Разговор Пояркова с воеводами прошёл дружелюбно. Проницательный и далеко не глупый письменный голова принялся всячески льстить воеводам, особенно Головину, сразу уловив, что Пётр Петрович претендует на главную роль, а Матвей Богданович Глебов из-за своего мягкого, уступчивого характера, способен играть лишь второстепенную роль.
— Я временно стоял у кормила власти, — начал Поярков свою хитрую речь, — поэтому не судите меня строго. Бесконечно рад передать бразды правления дельным людям из нашей матушки-Москвы. А если позволите, хотел бы высказать свою просьбу.

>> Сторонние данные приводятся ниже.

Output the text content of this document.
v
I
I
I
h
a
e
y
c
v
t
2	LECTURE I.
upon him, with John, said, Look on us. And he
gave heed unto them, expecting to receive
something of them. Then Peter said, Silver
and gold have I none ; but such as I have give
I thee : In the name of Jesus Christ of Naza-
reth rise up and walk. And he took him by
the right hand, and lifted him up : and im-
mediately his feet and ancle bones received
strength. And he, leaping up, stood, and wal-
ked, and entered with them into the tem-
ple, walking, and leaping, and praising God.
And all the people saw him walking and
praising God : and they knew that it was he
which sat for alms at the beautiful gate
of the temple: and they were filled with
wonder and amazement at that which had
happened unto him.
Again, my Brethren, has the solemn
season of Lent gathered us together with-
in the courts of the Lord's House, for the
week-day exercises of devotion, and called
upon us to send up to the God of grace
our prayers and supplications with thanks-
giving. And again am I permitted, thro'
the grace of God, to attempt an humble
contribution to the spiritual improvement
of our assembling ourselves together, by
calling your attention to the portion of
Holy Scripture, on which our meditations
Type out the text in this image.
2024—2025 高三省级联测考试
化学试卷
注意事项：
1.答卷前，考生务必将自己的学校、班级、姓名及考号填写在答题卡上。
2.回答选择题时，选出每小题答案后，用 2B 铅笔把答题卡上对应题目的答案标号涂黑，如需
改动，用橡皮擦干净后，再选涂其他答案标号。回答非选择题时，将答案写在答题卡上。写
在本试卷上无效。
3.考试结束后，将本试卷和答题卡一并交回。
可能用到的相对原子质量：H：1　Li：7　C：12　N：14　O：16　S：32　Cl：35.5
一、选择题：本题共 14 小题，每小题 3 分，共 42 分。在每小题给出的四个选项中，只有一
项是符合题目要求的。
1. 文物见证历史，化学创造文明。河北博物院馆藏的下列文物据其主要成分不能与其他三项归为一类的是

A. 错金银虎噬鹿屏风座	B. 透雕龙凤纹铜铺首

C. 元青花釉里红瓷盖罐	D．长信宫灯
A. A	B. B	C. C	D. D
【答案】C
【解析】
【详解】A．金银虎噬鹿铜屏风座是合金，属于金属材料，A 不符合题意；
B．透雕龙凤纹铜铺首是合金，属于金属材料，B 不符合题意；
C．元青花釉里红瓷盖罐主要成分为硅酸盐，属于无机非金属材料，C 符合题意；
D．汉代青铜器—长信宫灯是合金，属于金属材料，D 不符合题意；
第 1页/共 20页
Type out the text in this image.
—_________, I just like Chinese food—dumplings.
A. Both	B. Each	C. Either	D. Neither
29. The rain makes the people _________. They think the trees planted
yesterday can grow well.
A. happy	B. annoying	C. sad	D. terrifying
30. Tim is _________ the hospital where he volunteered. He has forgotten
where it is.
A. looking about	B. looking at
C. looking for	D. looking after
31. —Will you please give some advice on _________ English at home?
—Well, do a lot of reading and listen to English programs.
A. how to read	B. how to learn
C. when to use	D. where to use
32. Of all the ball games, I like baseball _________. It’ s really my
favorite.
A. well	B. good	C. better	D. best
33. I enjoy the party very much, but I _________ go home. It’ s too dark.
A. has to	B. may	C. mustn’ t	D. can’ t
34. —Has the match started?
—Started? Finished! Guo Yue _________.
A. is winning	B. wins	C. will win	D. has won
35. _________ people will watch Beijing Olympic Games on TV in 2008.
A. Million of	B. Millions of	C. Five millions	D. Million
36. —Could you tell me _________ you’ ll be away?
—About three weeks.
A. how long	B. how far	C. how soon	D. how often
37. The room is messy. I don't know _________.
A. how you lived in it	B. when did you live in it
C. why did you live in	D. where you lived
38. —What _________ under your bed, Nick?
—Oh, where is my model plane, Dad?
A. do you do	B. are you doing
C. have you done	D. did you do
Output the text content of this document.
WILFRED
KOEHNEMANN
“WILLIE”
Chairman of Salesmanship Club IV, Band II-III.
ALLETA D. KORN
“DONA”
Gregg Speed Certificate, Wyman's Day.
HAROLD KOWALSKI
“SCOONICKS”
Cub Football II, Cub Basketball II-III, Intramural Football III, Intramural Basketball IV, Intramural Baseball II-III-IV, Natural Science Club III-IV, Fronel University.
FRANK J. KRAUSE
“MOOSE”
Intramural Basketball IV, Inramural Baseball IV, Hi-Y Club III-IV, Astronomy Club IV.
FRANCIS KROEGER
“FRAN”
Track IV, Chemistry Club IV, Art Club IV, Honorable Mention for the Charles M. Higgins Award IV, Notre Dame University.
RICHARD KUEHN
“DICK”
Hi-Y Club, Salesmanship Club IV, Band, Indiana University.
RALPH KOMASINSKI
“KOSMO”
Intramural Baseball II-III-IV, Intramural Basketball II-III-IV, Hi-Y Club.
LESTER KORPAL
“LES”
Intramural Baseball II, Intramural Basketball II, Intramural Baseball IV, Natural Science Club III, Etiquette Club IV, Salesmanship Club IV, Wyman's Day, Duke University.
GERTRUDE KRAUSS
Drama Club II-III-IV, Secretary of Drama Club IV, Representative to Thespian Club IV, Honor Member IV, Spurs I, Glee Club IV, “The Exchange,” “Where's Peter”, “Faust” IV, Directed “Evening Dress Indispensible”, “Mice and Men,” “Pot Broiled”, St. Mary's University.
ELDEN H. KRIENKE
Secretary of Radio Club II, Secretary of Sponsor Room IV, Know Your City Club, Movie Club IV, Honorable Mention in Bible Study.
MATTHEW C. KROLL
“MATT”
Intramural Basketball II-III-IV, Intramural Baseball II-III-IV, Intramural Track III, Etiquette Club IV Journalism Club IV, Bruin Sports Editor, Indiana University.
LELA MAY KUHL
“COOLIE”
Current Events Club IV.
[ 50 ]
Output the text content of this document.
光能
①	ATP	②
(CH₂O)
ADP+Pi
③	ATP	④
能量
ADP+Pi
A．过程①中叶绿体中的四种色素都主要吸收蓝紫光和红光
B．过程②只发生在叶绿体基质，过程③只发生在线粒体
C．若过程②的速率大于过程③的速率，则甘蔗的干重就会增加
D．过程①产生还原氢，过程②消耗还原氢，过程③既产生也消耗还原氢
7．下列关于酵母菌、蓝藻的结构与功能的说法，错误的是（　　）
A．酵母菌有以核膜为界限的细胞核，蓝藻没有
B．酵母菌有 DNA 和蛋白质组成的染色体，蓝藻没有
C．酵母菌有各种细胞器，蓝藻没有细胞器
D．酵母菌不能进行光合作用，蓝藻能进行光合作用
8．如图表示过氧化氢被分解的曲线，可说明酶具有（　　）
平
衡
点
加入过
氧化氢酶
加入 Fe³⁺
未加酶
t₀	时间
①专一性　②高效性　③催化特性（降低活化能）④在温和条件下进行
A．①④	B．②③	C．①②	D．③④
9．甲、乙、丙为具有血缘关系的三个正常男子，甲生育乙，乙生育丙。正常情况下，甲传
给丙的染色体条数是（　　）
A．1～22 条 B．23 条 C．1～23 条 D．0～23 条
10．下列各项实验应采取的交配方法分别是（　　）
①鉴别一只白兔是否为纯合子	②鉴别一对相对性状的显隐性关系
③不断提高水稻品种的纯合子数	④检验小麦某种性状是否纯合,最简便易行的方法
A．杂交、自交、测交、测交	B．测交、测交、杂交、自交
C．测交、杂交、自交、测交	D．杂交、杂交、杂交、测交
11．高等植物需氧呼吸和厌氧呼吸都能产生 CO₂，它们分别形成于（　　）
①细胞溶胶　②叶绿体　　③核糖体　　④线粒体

— Говори. Какова твоя просьба? — спросил его Головин.
— Дозвольте отправиться в дальние края, чтоб приискивать новые землицы, осваивать их богатства и расширять вашу власть далеко за пределами воеводства.
— Хорошо говоришь, казак, — ответил поощрительно Пётр Петрович. — А куда же хотел бы податься?
— По слухам, к югу от Лены, за горными хребтами протекает великая и многоводная река. Зимы там мягче, чем на Лене, а земля плодороднее. Надо полагать, что и возможностей для хлебопашества там больше.
— Отпускаем Пояркова исследовать великую реку и привести тамошних жителей под государеву руку? — обратился Головин к Глебову. — Пусть слухи о великой реке станут былью.
Глебов молча кивнул головой.
— Не скажешь ли, Поярков, что за человек Ерофей Хабаров? — спросил вдруг Головин. — Хозяйство-то прибыльное, а делиться с государством своей прибылью не расположен. Скупердяй.
Поярков уловил, что Хабаров не пришёлся ко двору и вызвал осуждение со стороны воеводы, поэтому он решил поддакивать Головину.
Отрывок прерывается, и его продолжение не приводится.